Le temps des travaux
Un ergothérapeute se rend à votre domicile pour une évaluation à partir de votre projet de vie. « Le champ des aides techniques évolue très rapidement et s’enrichit sans cesse de nouveaux produits. Nous étudions les améliorations qui peuvent être mises en place. Notre rôle est d’évaluer les difficultés mais aussi d’informer sur ce qui peut améliorer le quotidien. » Un cahier des charges est rédigé comportant diverses préconisations. L’aménagement du domicile sera directement suivi par un technicien en bâtiment. La nouvelle législation liée au code des marchés publics autorise ce technicien à réaliser les devis. Il vérifie qu’il y a bien concordance entre le devis et la préconisation de l’ergothérapeute. Puis, le technicien et l’ergothérapeute identifient les éléments de l’aménagement, retenus au titre du handicap qui vont pouvoir faire l’objet d’un financement, établissent une fiche contrôle sur devis. Le dossier, comportant les éléments de l’ergothérapeute, le devis et la fiche contrôle sur devis est alors envoyée à la MDPH. S’il s’agit d’un dossier PCH, les premiers 1500 € de vos travaux sont pris en charge à 100 %. La moitié seulement sera prise en charge sur le reste jusqu’à une hauteur maximale de 10 000 €. Cette aide peut se renouveler tous les dix ans. La somme restant à charge peut faire l’objet par ailleurs d’aides financières complémentaires auprès du Fonds départemental de compensation, conseil général, Agence nationale pour l’amélioration de l’habitat, sécurité sociale…

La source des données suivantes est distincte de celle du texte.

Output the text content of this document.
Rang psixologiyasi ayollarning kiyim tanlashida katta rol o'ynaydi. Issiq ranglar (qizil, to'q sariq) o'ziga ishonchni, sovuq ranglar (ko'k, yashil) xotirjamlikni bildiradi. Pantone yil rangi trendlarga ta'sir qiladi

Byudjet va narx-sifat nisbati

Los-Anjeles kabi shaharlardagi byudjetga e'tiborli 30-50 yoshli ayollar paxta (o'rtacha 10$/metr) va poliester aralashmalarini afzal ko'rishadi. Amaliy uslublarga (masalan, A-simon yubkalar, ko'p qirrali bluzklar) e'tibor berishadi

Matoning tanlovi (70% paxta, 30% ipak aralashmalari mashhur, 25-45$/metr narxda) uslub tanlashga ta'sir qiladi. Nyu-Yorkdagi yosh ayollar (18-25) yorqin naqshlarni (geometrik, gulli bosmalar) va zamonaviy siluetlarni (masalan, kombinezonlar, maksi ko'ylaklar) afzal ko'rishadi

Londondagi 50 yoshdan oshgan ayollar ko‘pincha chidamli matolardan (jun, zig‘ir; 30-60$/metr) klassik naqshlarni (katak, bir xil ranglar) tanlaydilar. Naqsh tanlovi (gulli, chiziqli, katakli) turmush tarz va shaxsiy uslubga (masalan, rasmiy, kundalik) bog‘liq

Vous êtes avisé par courrier de l’accord et du montant de participation possible de la PCH. Si vous êtes d’accord avec cette proposition, vous renvoyez le courrier à la MDPH. Vous devrez attendre que la commission des droits et de l’autonomie valide votre dossier avant de commencer les travaux. Comptez x mois avant cette décision finale. À la fin des travaux, l’ergothérapeute ou le technicien bâtiment vérifie la conformité d’usage par rapport aux besoins. Un contrôle est fait au niveau de la facture pour s’assurer de sa correspondance avec le devis initial. Feu vert est donné à la MDPH pour la mise en paiement. « Si la personne ne remplit les critères pour percevoir la PCH, poursuit Hélène Barbey, il est possible de faire une évaluation du logement et une demande de fonds de compensation. Nous sollicitons l’ensemble des organismes financeurs pouvant participer au projet. Le montant de l’aide est alors fonction du montant des revenus. »

(*) : prénom d’emprunt

Tugdual Ruellan.


Développer des Cicat régionaux

Consciente des nouveaux enjeux liés à la mise en œuvre de la loi de février 2005 pour l’égalité des droits et des chances, la participation et la citoyenneté des personnes handicapées, la Fencicat, Fédération nationale des centres d’information et de conseil en aides techniques, a engagé dès 2005 une réflexion pour contribuer à une meilleure diffusion de l’information sur les aides techniques, visant ainsi l’amélioration de la situation des personnes handicapées ou personnes âgées en perte d’autonomie et favoriser une meilleure réalisation de leur projet de vie. « La Fédération, explique Jawad Hajjam, directeur du CEP et Cicat d’Eckbolsheim, développe la création de structures régionales d’information-conseil sur les aides techniques et l’accessibilité ou Cicat régionaux. Nous mettons à disposition des personnes handicapées et de leur entourage, un centre d’exposition permanente, pour l’information et le conseil en aides techniques, une équipe de professionnels pour accompagner les personnes handicapées dans la mise en œuvre de leur projet de vie. » Le CEP d’Eckbolsheim est partenaire du projet européen Les Temps pour vivre ensemble (Equal) dont un des objectifs est de mettre à disposition des personnes handicapées les informations nécessaires et valoriser toutes les pratiques positives rendant accessibles les différents aspects de la vie civile.